Júlia lançou um olhar frio para Clarice:
— Não tenho nada para colocar em dia com a Senhorita Cardoso.
Segundo as regras de etiqueta dos jantares ocidentais, homens e mulheres deveriam sentar-se intercalados.
Clarice, é claro, entendia disso, mas preferia incomodar Júlia a sentar-se ao lado de Leonel Guerra.
E se o Sérgio percebesse algo suspeito?
— Senhorita Cardoso, o que gostaria de comer?
Clarice estava como se estivesse sentada sobre alfinetes:
— Qualquer coisa... Tudo bem. Sérgio, peça por mim, por favor.
Sérgio sequer ergueu as pálpebras.
Ele apenas proferiu uma frase de cortesia:
— Sr. Guerra, cuide da dama à sua direita.
Essa era a regra.
O rosto de Clarice empalideceu.
Os três começaram conversando sobre os futuros desafios do projeto e as formas de lucro.
Certas coisas só podiam ser extraídas com sinceridade longe da mesa de negociações.
Clarice não entendia absolutamente nada.
Sua formação era em design; de gestão, ela conhecia apenas o básico do básico e nem sequer estava participando daquele projeto.
Leonel, vendo que ela não conseguia se intrometer na conversa, inclinou-se de propósito para sussurrar em seu ouvido.
Clarice se esquivava repetidamente, morrendo de medo de que Sérgio notasse.
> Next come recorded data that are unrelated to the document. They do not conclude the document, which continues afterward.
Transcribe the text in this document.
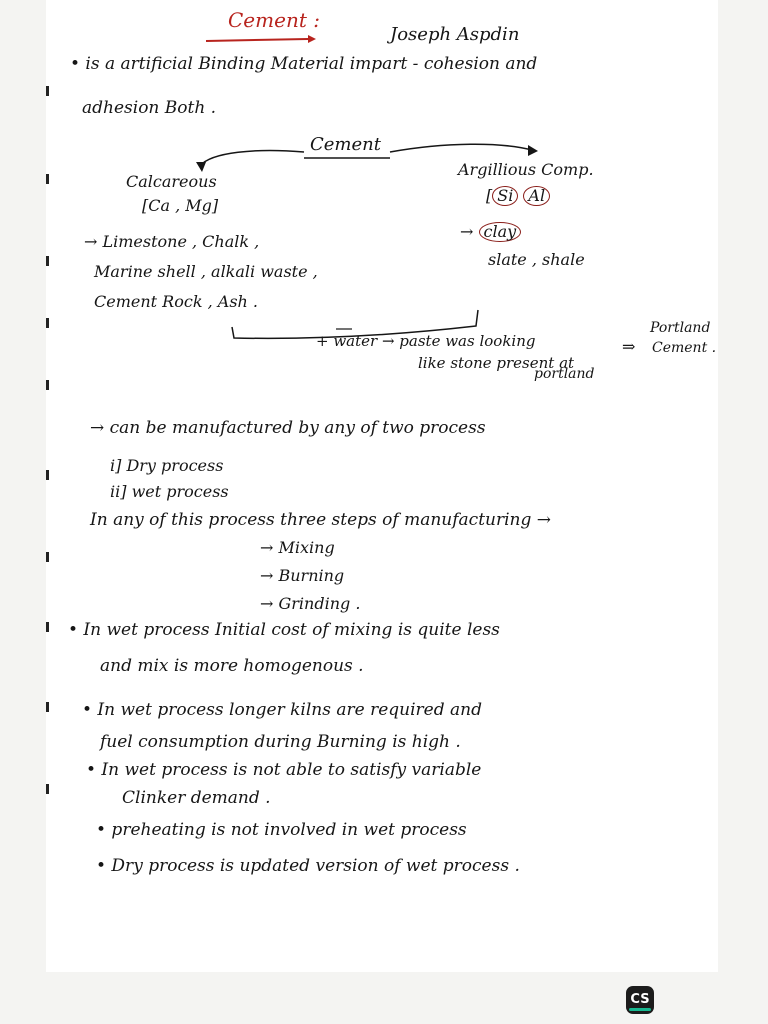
Cement :
Joseph Aspdin
• is a artificial Binding Material impart - cohesion and
adhesion Both .
Cement
Calcareous
[Ca , Mg]
→ Limestone , Chalk ,
Marine shell , alkali waste ,
Cement Rock , Ash .
Argillious Comp.
[ Si Al
→ clay
slate , shale
+ water → paste was looking
like stone present at
portland
⇒
Portland
Cement .
→ can be manufactured by any of two process
i] Dry process
ii] wet process
In any of this process three steps of manufacturing →
→ Mixing
→ Burning
→ Grinding .
• In wet process Initial cost of mixing is quite less
and mix is more homogenous .
• In wet process longer kilns are required and
fuel consumption during Burning is high .
• In wet process is not able to satisfy variable
Clinker demand .
• preheating is not involved in wet process
• Dry process is updated version of wet process .
CS
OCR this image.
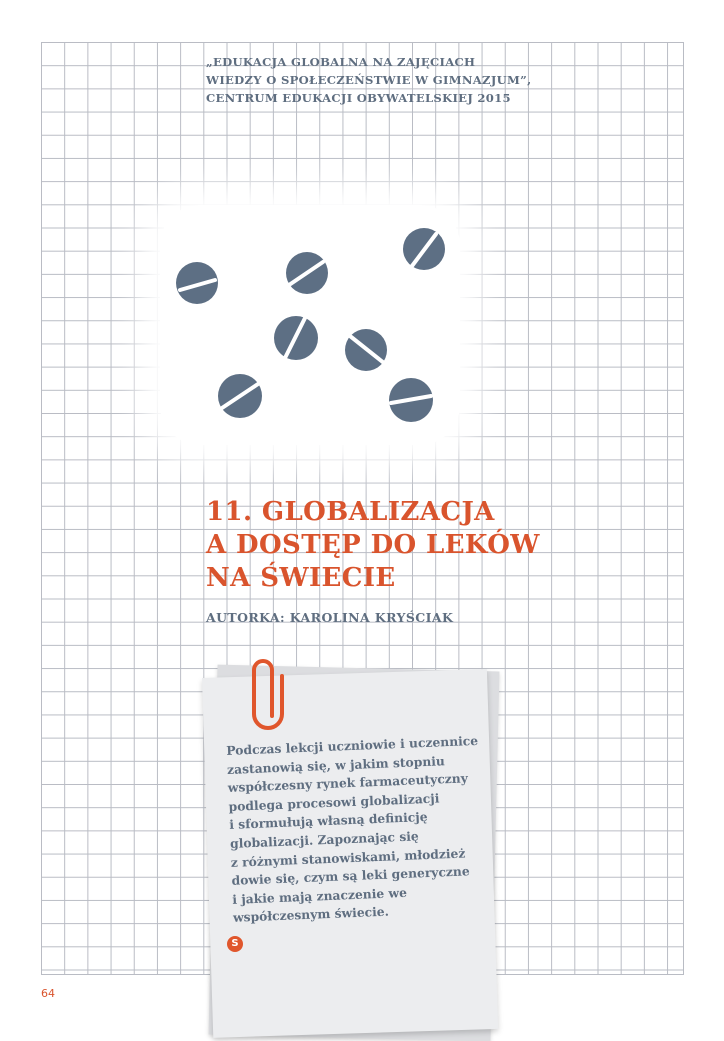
„EDUKACJA GLOBALNA NA ZAJĘCIACH
WIEDZY O SPOŁECZEŃSTWIE W GIMNAZJUM”,
CENTRUM EDUKACJI OBYWATELSKIEJ 2015
11. GLOBALIZACJA
A DOSTĘP DO LEKÓW
NA ŚWIECIE
AUTORKA: KAROLINA KRYŚCIAK
Podczas lekcji uczniowie i uczennice
zastanowią się, w jakim stopniu
współczesny rynek farmaceutyczny
podlega procesowi globalizacji
i sformułują własną definicję
globalizacji. Zapoznając się
z różnymi stanowiskami, młodzież
dowie się, czym są leki generyczne
i jakie mają znaczenie we
współczesnym świecie.
S
64
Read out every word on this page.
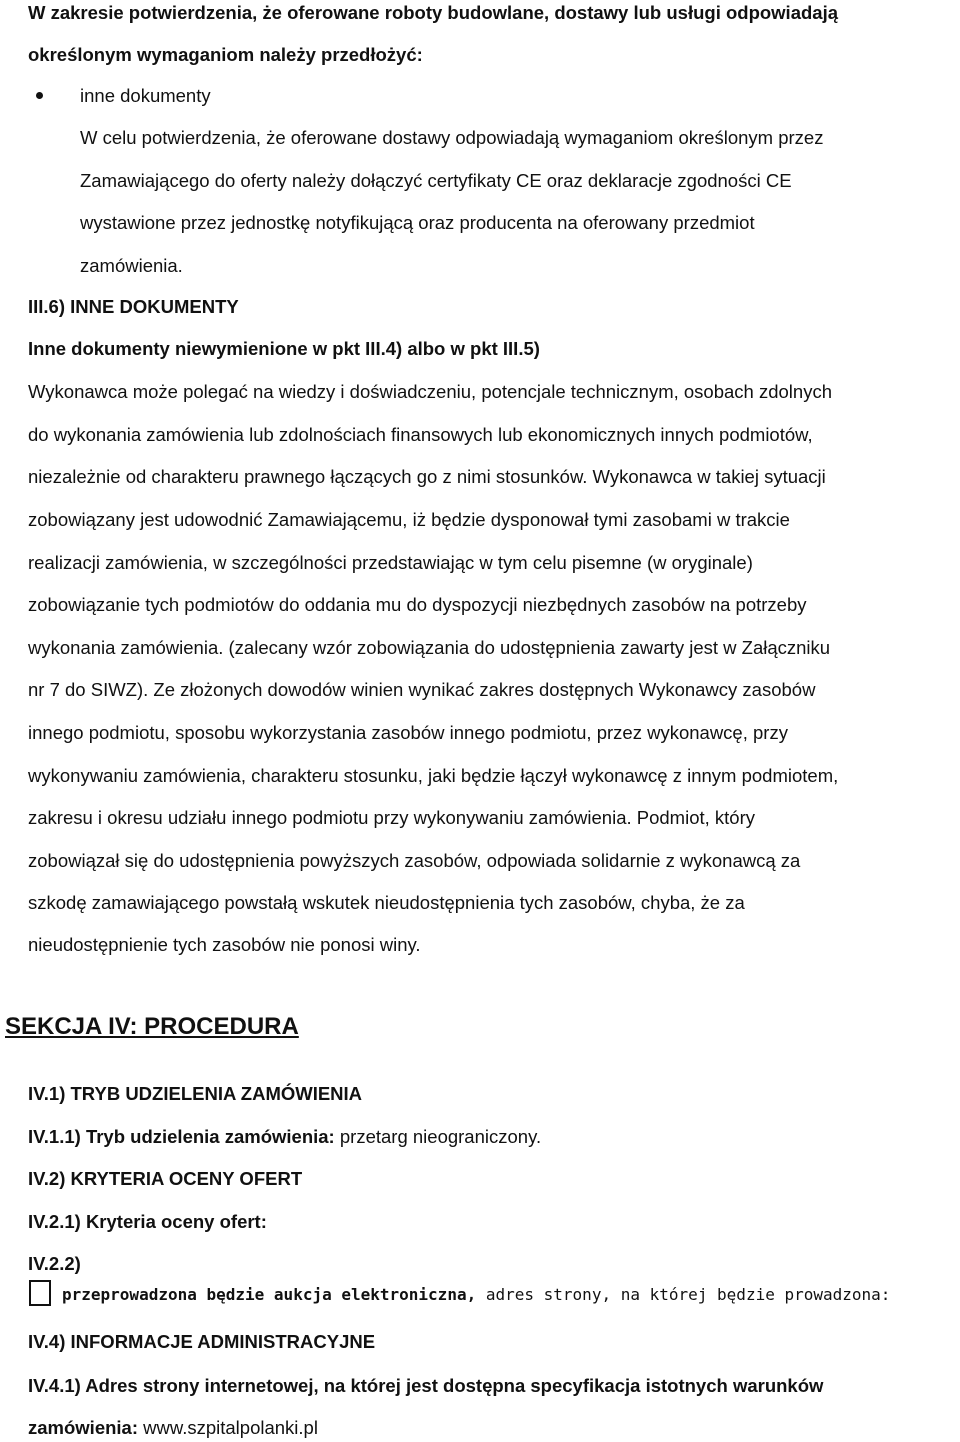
W zakresie potwierdzenia, że oferowane roboty budowlane, dostawy lub usługi odpowiadają
określonym wymaganiom należy przedłożyć:
inne dokumenty
W celu potwierdzenia, że oferowane dostawy odpowiadają wymaganiom określonym przez
Zamawiającego do oferty należy dołączyć certyfikaty CE oraz deklaracje zgodności CE
wystawione przez jednostkę notyfikującą oraz producenta na oferowany przedmiot
zamówienia.
III.6) INNE DOKUMENTY
Inne dokumenty niewymienione w pkt III.4) albo w pkt III.5)
Wykonawca może polegać na wiedzy i doświadczeniu, potencjale technicznym, osobach zdolnych
do wykonania zamówienia lub zdolnościach finansowych lub ekonomicznych innych podmiotów,
niezależnie od charakteru prawnego łączących go z nimi stosunków. Wykonawca w takiej sytuacji
zobowiązany jest udowodnić Zamawiającemu, iż będzie dysponował tymi zasobami w trakcie
realizacji zamówienia, w szczególności przedstawiając w tym celu pisemne (w oryginale)
zobowiązanie tych podmiotów do oddania mu do dyspozycji niezbędnych zasobów na potrzeby
wykonania zamówienia. (zalecany wzór zobowiązania do udostępnienia zawarty jest w Załączniku
nr 7 do SIWZ). Ze złożonych dowodów winien wynikać zakres dostępnych Wykonawcy zasobów
innego podmiotu, sposobu wykorzystania zasobów innego podmiotu, przez wykonawcę, przy
wykonywaniu zamówienia, charakteru stosunku, jaki będzie łączył wykonawcę z innym podmiotem,
zakresu i okresu udziału innego podmiotu przy wykonywaniu zamówienia. Podmiot, który
zobowiązał się do udostępnienia powyższych zasobów, odpowiada solidarnie z wykonawcą za
szkodę zamawiającego powstałą wskutek nieudostępnienia tych zasobów, chyba, że za
nieudostępnienie tych zasobów nie ponosi winy.
SEKCJA IV: PROCEDURA
IV.1) TRYB UDZIELENIA ZAMÓWIENIA
IV.1.1) Tryb udzielenia zamówienia: przetarg nieograniczony.
IV.2) KRYTERIA OCENY OFERT
IV.2.1) Kryteria oceny ofert:
IV.2.2)
przeprowadzona będzie aukcja elektroniczna, adres strony, na której będzie prowadzona:
IV.4) INFORMACJE ADMINISTRACYJNE
IV.4.1) Adres strony internetowej, na której jest dostępna specyfikacja istotnych warunków
zamówienia: www.szpitalpolanki.pl
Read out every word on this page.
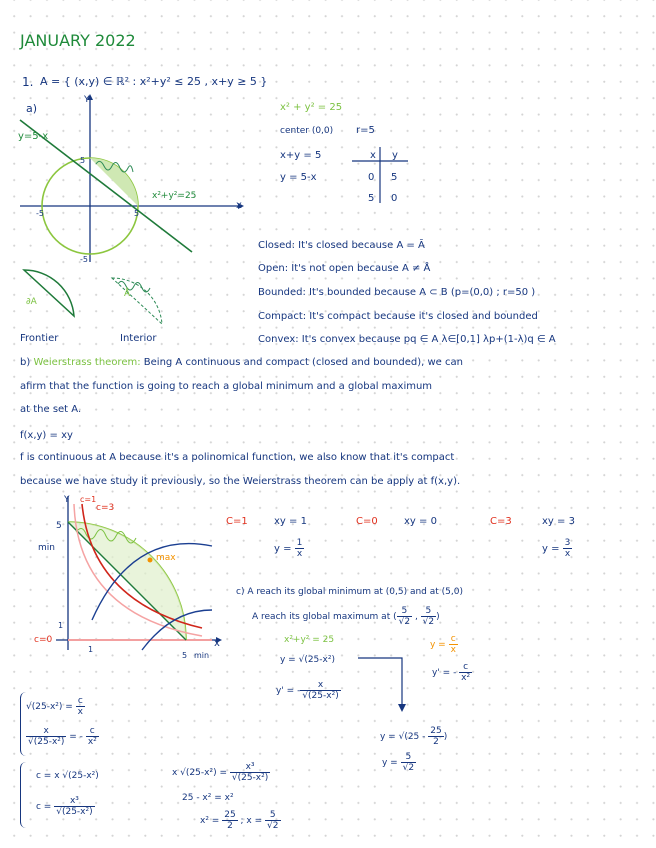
JANUARY 2022
1. A = { (x,y) ∈ ℝ² : x²+y² ≤ 25 , x+y ≥ 5 }
a)
y=5-x
Y
x
x²+y²=25
-5	5
5
-5
x² + y² = 25
center (0,0) r=5
x+y = 5
y = 5-x
x y
0 5
5 0
∂A
Å
Frontier	Interior
Closed: It's closed because A = Ā
Open: It's not open because A ≠ Å
Bounded: It's bounded because A ⊂ B (p=(0,0) ; r=50 )
Compact: It's compact because it's closed and bounded
Convex: It's convex because pq ∈ A λ∈[0,1] λp+(1-λ)q ∈ A
b) Weierstrass theorem: Being A continuous and compact (closed and bounded), we can
afirm that the function is going to reach a global minimum and a global maximum
at the set A.
f(x,y) = xy
f is continuous at A because it's a polinomical function, we also know that it's compact
because we have study it previously, so the Weierstrass theorem can be apply at f(x,y).
Y c=1
c=3
min
5
1
c=0
max
1
5 min
x
C=1	xy = 1
$y = \frac{1}{x}$
C=0	xy = 0	C=3	xy = 3
$y = \frac{3}{x}$
c) A reach its global minimum at (0,5) and at (5,0)
A reach its global maximum at ( $\frac{5}{√2}$ , $\frac{5}{√2}$ )
x²+y² = 25
y = √(25-x²)
y' = - $\frac{x}{\text{√(25-x²)}}$
$y = \frac{c}{x}$
y' = - $\frac{c}{\text{x²}}$
$y = √(25 - \frac{25}{2}$ )
$y = \frac{5}{√2}$
$√(25-x^2) = \frac{c}{x}$
$\frac{x}{\text{√(25-x²)}}$ = - $\frac{c}{\text{x²}}$
c = x √(25-x²)
$c = \frac{\text{x³}}{\text{√(25-x²)}}$
x $√(25-x^2) = \frac{\text{x³}}{\text{√(25-x²)}}$
25 - x² = x²
$x^2 = \frac{25}{2}$ ; $x = \frac{5}{√2}$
Sérgio não prestava a menor atenção neles. Ao ver Júlia abrir a carta de vinhos, aproximou-se e disse:
— Não peça esses.
Ele acenou, chamando o garçom.
— O vinho tinto que deixei guardado aqui, mande aquecê-lo.
Sérgio participava de compromissos sociais com frequência o ano todo, não sendo um estranho a nenhum restaurante ocidental de renome na Cidade N.
Às vezes, ele abria propositalmente bons vinhos, marcava seu nome e os deixava guardados.
O garçom, ao ouvir aquilo, até mudou de semblante.